Our future on Earth may also be our past. In a study published in Proceedings of the National Academy of Sciences, researchers show that humans are reversing a long-term cooling trend tracing back at least 50 million years. And it’s taken just two centuries.
By 2030, Earth’s climate is expected to resemble that of the mid-Pliocene, going back more than 3 million years in geologic time. Without reductions in our greenhouse gas emissions, our climates by 2150 could compare with the warm and mostly ice-free Eocene, an epoch that characterised the globe 50 million years ago.

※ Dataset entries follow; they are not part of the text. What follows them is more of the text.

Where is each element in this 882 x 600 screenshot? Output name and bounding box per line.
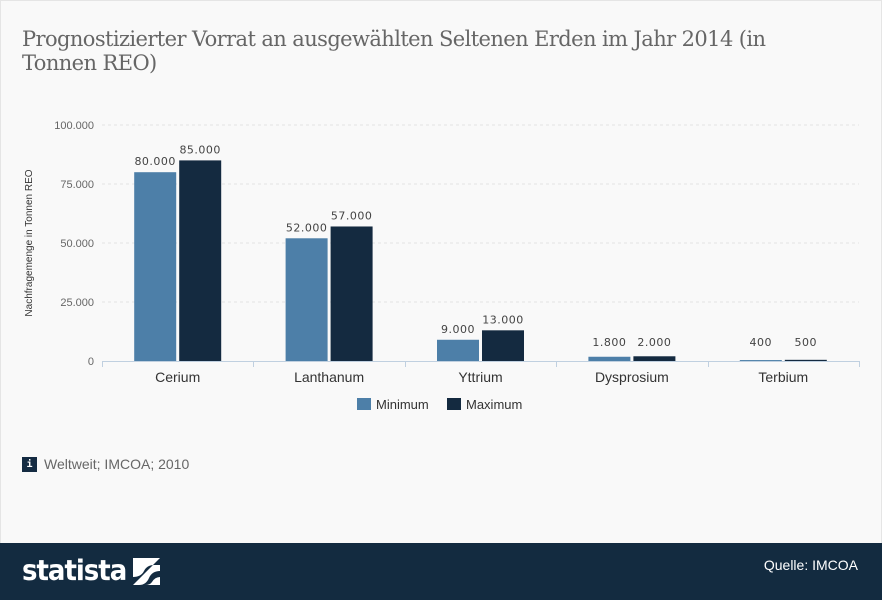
x-tick-label: Terbium: [758, 369, 808, 385]
legend-swatch-maximum: [447, 398, 461, 410]
bar-maximum: [330, 226, 373, 361]
bar-minimum: [739, 360, 782, 361]
data-label: 500: [795, 336, 818, 349]
bar-minimum: [285, 238, 328, 361]
legend-label: Minimum: [376, 397, 429, 412]
y-axis-label: Nachfragemenge in Tonnen REO: [24, 169, 35, 316]
x-tick-label: Dysprosium: [595, 369, 669, 385]
data-label: 2.000: [637, 336, 671, 349]
data-label: 400: [750, 336, 773, 349]
data-label: 85.000: [179, 143, 221, 156]
bar-minimum: [437, 339, 479, 361]
chart-note: i Weltweit; IMCOA; 2010: [22, 456, 189, 472]
source-label: Quelle: IMCOA: [763, 557, 858, 573]
statista-logo-icon: [133, 557, 161, 585]
footer: statista Quelle: IMCOA: [0, 543, 882, 600]
data-label: 13.000: [482, 313, 524, 326]
x-tick-label: Yttrium: [458, 369, 502, 385]
statista-logo[interactable]: statista: [22, 554, 161, 588]
data-label: 57.000: [331, 209, 373, 222]
legend-swatch-minimum: [357, 398, 371, 410]
info-icon[interactable]: i: [22, 456, 37, 472]
brand-name: statista: [22, 554, 127, 588]
legend-label: Maximum: [466, 397, 522, 412]
bar-maximum: [179, 160, 222, 361]
data-label: 1.800: [592, 336, 626, 349]
y-tick-label: 50.000: [60, 238, 94, 250]
x-tick-label: Cerium: [155, 369, 200, 385]
bar-minimum: [134, 172, 177, 361]
y-tick-label: 25.000: [60, 297, 94, 309]
y-tick-label: 100.000: [54, 120, 94, 132]
bar-maximum: [784, 359, 827, 361]
bar-minimum: [588, 356, 631, 361]
data-label: 80.000: [134, 155, 176, 168]
y-tick-label: 75.000: [60, 179, 94, 191]
note-text: Weltweit; IMCOA; 2010: [44, 456, 190, 472]
bar-chart: 0 25.000 50.000 75.000 100.000 Nachfragemenge…: [24, 120, 860, 412]
bar-maximum: [482, 330, 524, 361]
data-label: 9.000: [441, 323, 475, 336]
x-tick-label: Lanthanum: [294, 369, 364, 385]
data-label: 52.000: [286, 221, 328, 234]
chart-title: Prognostizierter Vorrat an ausgewählten …: [22, 27, 766, 75]
bar-maximum: [633, 356, 676, 361]
y-tick-label: 0: [88, 356, 94, 368]
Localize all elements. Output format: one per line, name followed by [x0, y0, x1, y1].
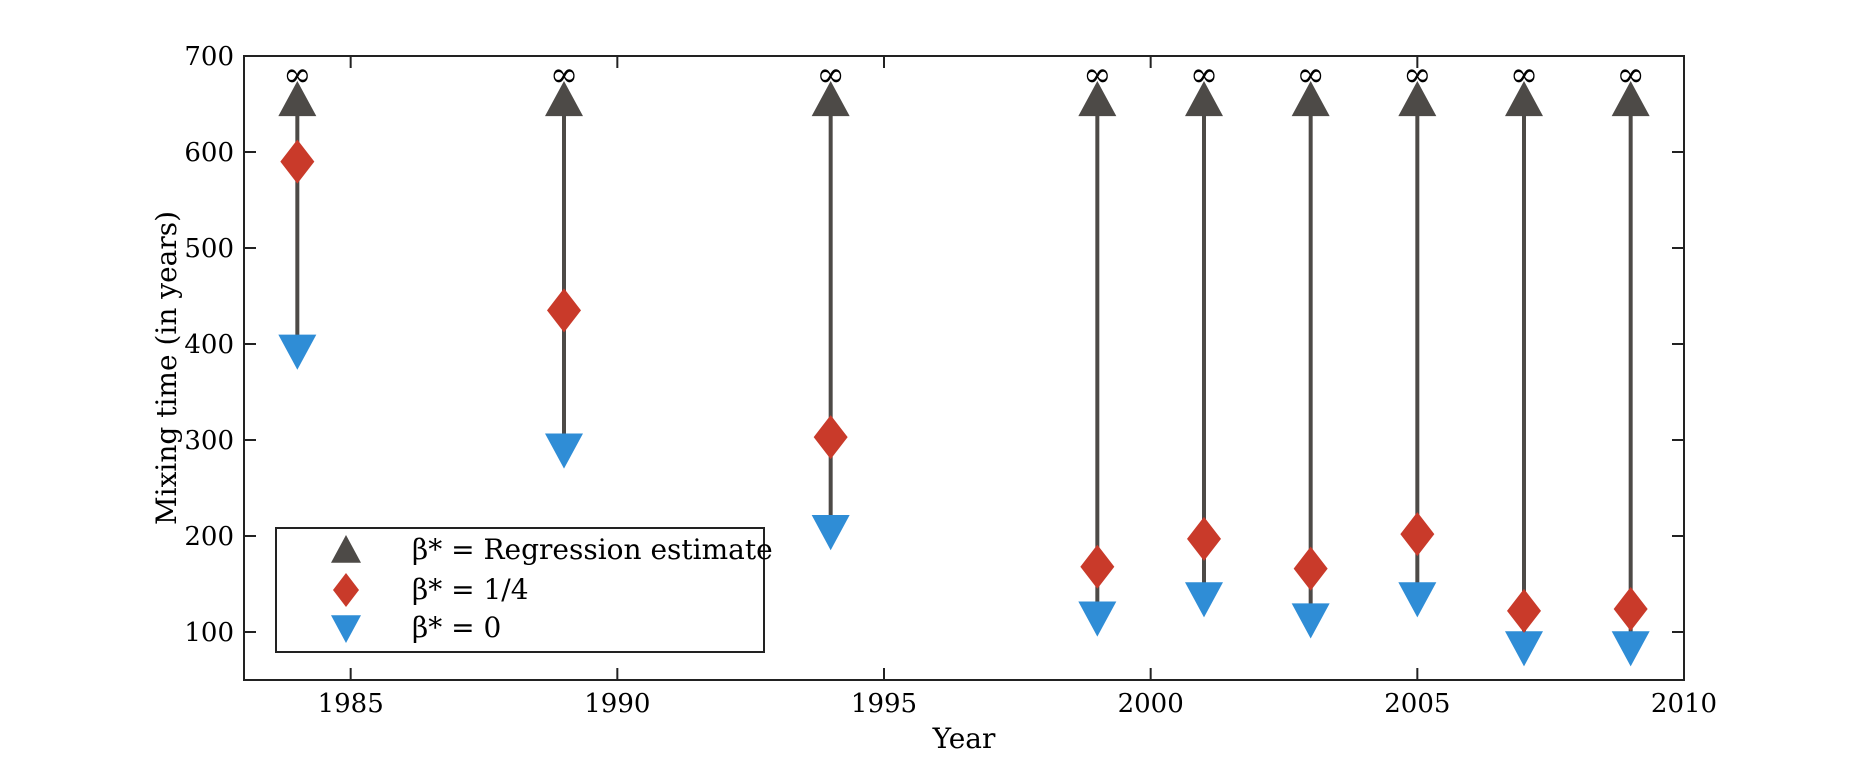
- y-tick-label: 200: [184, 522, 234, 552]
- legend-marker: [333, 573, 359, 607]
- beta-quarter-marker: [1293, 546, 1328, 591]
- y-tick-label: 700: [184, 42, 234, 72]
- infinity-label: ∞: [283, 55, 311, 95]
- x-tick-label: 2000: [1118, 689, 1184, 719]
- legend: β* = Regression estimate β* = 1/4 β* = 0: [275, 527, 773, 653]
- beta-zero-marker: [278, 334, 317, 370]
- infinity-label: ∞: [1297, 55, 1325, 95]
- beta-zero-marker: [1185, 582, 1223, 618]
- beta-quarter-marker: [1080, 544, 1115, 589]
- legend-label: β* = 0: [412, 611, 501, 644]
- beta-quarter-marker: [813, 415, 848, 460]
- legend-label: β* = Regression estimate: [412, 533, 773, 566]
- infinity-label: ∞: [817, 55, 845, 95]
- regression-estimate-marker: [278, 81, 317, 117]
- y-tick-label: 600: [184, 138, 234, 168]
- y-axis-ticks: 100 200 300 400 500 600 700: [184, 42, 1684, 648]
- beta-zero-marker: [1611, 631, 1650, 667]
- beta-zero-marker: [1505, 631, 1543, 667]
- x-axis-ticks: 1985 1990 1995 2000 2005 2010: [318, 56, 1717, 719]
- beta-quarter-marker: [1187, 516, 1221, 561]
- y-tick-label: 400: [184, 330, 234, 360]
- infinity-labels: ∞ ∞ ∞ ∞ ∞ ∞ ∞ ∞ ∞: [283, 55, 1645, 95]
- infinity-label: ∞: [1083, 55, 1111, 95]
- x-tick-label: 2005: [1384, 689, 1450, 719]
- infinity-label: ∞: [1617, 55, 1645, 95]
- y-tick-label: 500: [184, 234, 234, 264]
- y-axis-label: Mixing time (in years): [150, 211, 183, 525]
- infinity-label: ∞: [550, 55, 578, 95]
- beta-quarter-marker: [1400, 512, 1435, 557]
- legend-label: β* = 1/4: [412, 573, 529, 606]
- y-tick-label: 300: [184, 426, 234, 456]
- regression-estimate-marker: [811, 81, 850, 117]
- beta-quarter-marker: [547, 288, 581, 333]
- infinity-label: ∞: [1190, 55, 1218, 95]
- beta-quarter-marker: [1613, 586, 1648, 631]
- x-tick-label: 1985: [318, 689, 384, 719]
- beta-zero-marker: [811, 515, 850, 551]
- x-axis-label: Year: [932, 722, 996, 755]
- regression-estimate-marker: [1291, 81, 1330, 117]
- y-tick-label: 100: [184, 618, 234, 648]
- beta-zero-marker: [1078, 601, 1117, 637]
- plot-frame: [243, 55, 1685, 681]
- data-markers: [278, 81, 1650, 667]
- infinity-label: ∞: [1510, 55, 1538, 95]
- x-tick-label: 1990: [584, 689, 650, 719]
- beta-zero-marker: [545, 433, 583, 469]
- x-tick-label: 2010: [1651, 689, 1717, 719]
- regression-estimate-marker: [1398, 81, 1437, 117]
- beta-zero-marker: [1291, 603, 1330, 639]
- regression-estimate-marker: [1078, 81, 1117, 117]
- beta-quarter-marker: [1507, 588, 1541, 633]
- legend-marker: [331, 535, 361, 563]
- regression-estimate-marker: [545, 81, 583, 117]
- regression-estimate-marker: [1505, 81, 1543, 117]
- connector-lines: [295, 100, 1633, 648]
- regression-estimate-marker: [1611, 81, 1650, 117]
- beta-zero-marker: [1398, 582, 1437, 618]
- legend-marker: [331, 615, 361, 643]
- x-tick-label: 1995: [851, 689, 917, 719]
- beta-quarter-marker: [280, 139, 315, 184]
- regression-estimate-marker: [1185, 81, 1223, 117]
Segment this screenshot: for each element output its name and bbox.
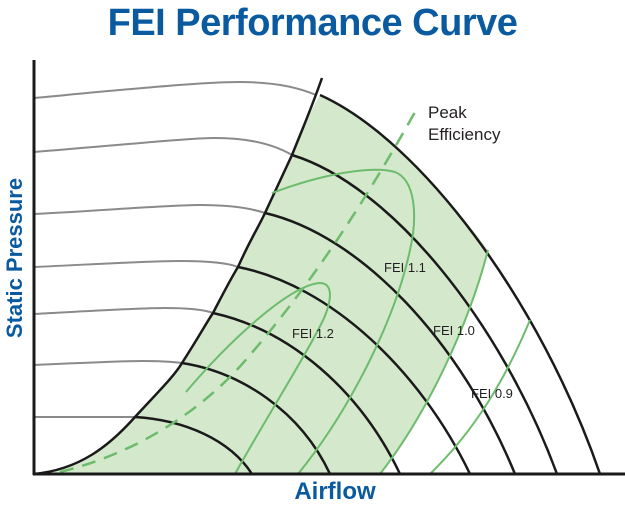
- fei-1.2-label: FEI 1.2: [292, 326, 334, 341]
- peak-label-line2: Efficiency: [428, 125, 501, 144]
- shaded-operating-region: [33, 95, 488, 474]
- fei-1.2-contour: [185, 281, 331, 475]
- x-axis-label: Airflow: [294, 478, 376, 505]
- peak-efficiency-line: [59, 111, 417, 474]
- peak-label-line1: Peak: [428, 103, 467, 122]
- fei-0.9-contour: [429, 319, 531, 475]
- fan-curves: [134, 93, 602, 475]
- chart-title: FEI Performance Curve: [107, 2, 518, 44]
- fan-curves-unstable: [33, 80, 317, 418]
- fei-1.1-label: FEI 1.1: [384, 260, 426, 275]
- fei-contours: [185, 168, 531, 475]
- fei-1.1-contour: [271, 168, 416, 475]
- fei-1.0-label: FEI 1.0: [433, 323, 475, 338]
- surge-boundary: [32, 77, 324, 476]
- fei-0.9-label: FEI 0.9: [471, 386, 513, 401]
- fei-1.0-contour: [379, 249, 489, 475]
- axes: [32, 60, 625, 476]
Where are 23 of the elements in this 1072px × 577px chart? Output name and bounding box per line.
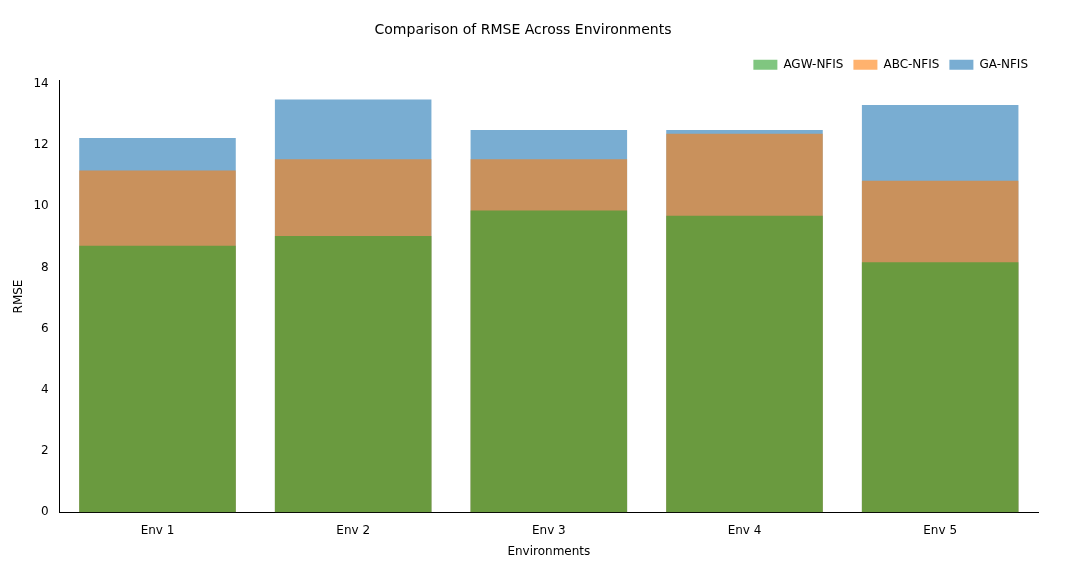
y-tick-label: 8 <box>41 259 49 274</box>
bar <box>861 262 1019 513</box>
x-tick-label: Env 1 <box>140 522 175 537</box>
y-tick-label: 2 <box>41 443 49 458</box>
x-tick-label: Env 2 <box>336 522 371 537</box>
y-axis-title: RMSE <box>11 279 26 314</box>
bar <box>79 245 236 513</box>
y-tick-label: 0 <box>41 504 49 519</box>
legend-label: GA-NFIS <box>979 56 1028 71</box>
x-tick-label: Env 5 <box>923 522 958 537</box>
x-tick-label: Env 3 <box>531 522 566 537</box>
y-tick-label: 12 <box>33 137 49 152</box>
legend-label: AGW-NFIS <box>783 56 844 71</box>
legend-label: ABC-NFIS <box>883 56 940 71</box>
bar <box>666 215 823 513</box>
x-tick-label: Env 4 <box>727 522 762 537</box>
y-tick-label: 10 <box>33 198 49 213</box>
x-axis-title: Environments <box>507 543 591 558</box>
chart-title: Comparison of RMSE Across Environments <box>374 21 672 38</box>
y-tick-label: 14 <box>33 75 49 90</box>
y-tick-label: 4 <box>41 381 49 396</box>
y-tick-label: 6 <box>41 320 49 335</box>
bar <box>274 235 432 513</box>
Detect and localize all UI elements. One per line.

‘If we think about the future in terms of the past, where we are going is uncharted territory for human society’, says the study’s lead author, Kevin Burke, who conducted the work while a graduate student in the lab of paleoecologist John ‘Jack’ Williams, professor of geography at the University of Wisconsin-Madison. ‘We are moving toward very dramatic changes over an extremely rapid time frame, reversing a planetary cooling trend in a matter of centuries.’
Can humans adapt?
All of the species on Earth today had an ancestor that survived the Eocene and the Pliocene, but whether humans and the flora and fauna we are familiar with can adapt to these rapid changes remains to be seen.
The accelerated rate of change appears to be faster than anything life on the planet has experienced before.
The new study builds upon work Williams and colleagues first published in 2007, which compared future climate projections with historical climate data from the early 20th century. The new study relies on extensive data about climate conditions to probe much deeper in Earth’s geologic past and expand those comparisons.
‘We can use the past as a yardstick to understand the future, which is so different from anything we have experienced in our lifetimes’, says Williams. ‘People have a hard time projecting what the world will be like five or 10 years from now. This is a tool for predicting that- how we head down those paths, and using deep geologic analogs from Earth’s history to think about changes in time.’
The evolution of Earth
During the Eocene, Earth’s continents were packed more closely together and global temperatures averaged 23.4 degrees Fahrenheit (13 degrees Celsius) warmer than they are today.
Dinosaurs had recently gone extinct and the first mammals, like ancestral whales and horses, were spreading across the globe. The Arctic was occupied by swampy forests like those found today in the southern US.
In the Pliocene, North and South America joined tectonically, the climate was arid, land bridges allowed animals to spread across continents and the Himalayas formed. Temperatures were between 3.2 and 6.5 degrees Fahrenheit (1.8 to 3.6 degrees Celsius) warmer than they are today.
For the study, Burke and Williams, along with colleagues at the University of Bristol, Columbia University, University of Leeds, NASA Goddard Institute for Space Studies and the National Center for Atmospheric Research, examined the similarities between future climate projections as set forth by the Intergovernmental Panel on Climate Change Fifth Assessment Report and several periods of geologic history.
These included the Early Eocene, the mid-Pliocene, the Last Interglacial (129 to 116 thousand years ago), the mid-Holocene (6,000 years ago), the pre-industrial era (before A.D. 1850) and the early 20th century.
They used Representative Concentration Pathway 8.5 (RCP8.5), which represents a future climate scenario in which we do not mitigate greenhouse gas emissions, and RCP4.5, a scenario in which we moderately reduce greenhouse gas emissions, and climate simulations using three different but well-established models: the Hadley Centre Coupled Model version 3, the Goddard Institute for Space Studies ModelE2-R and the Community Climate System Model.
While not without their flaws, each of these models represents the best available data and state-of-the-art techniques.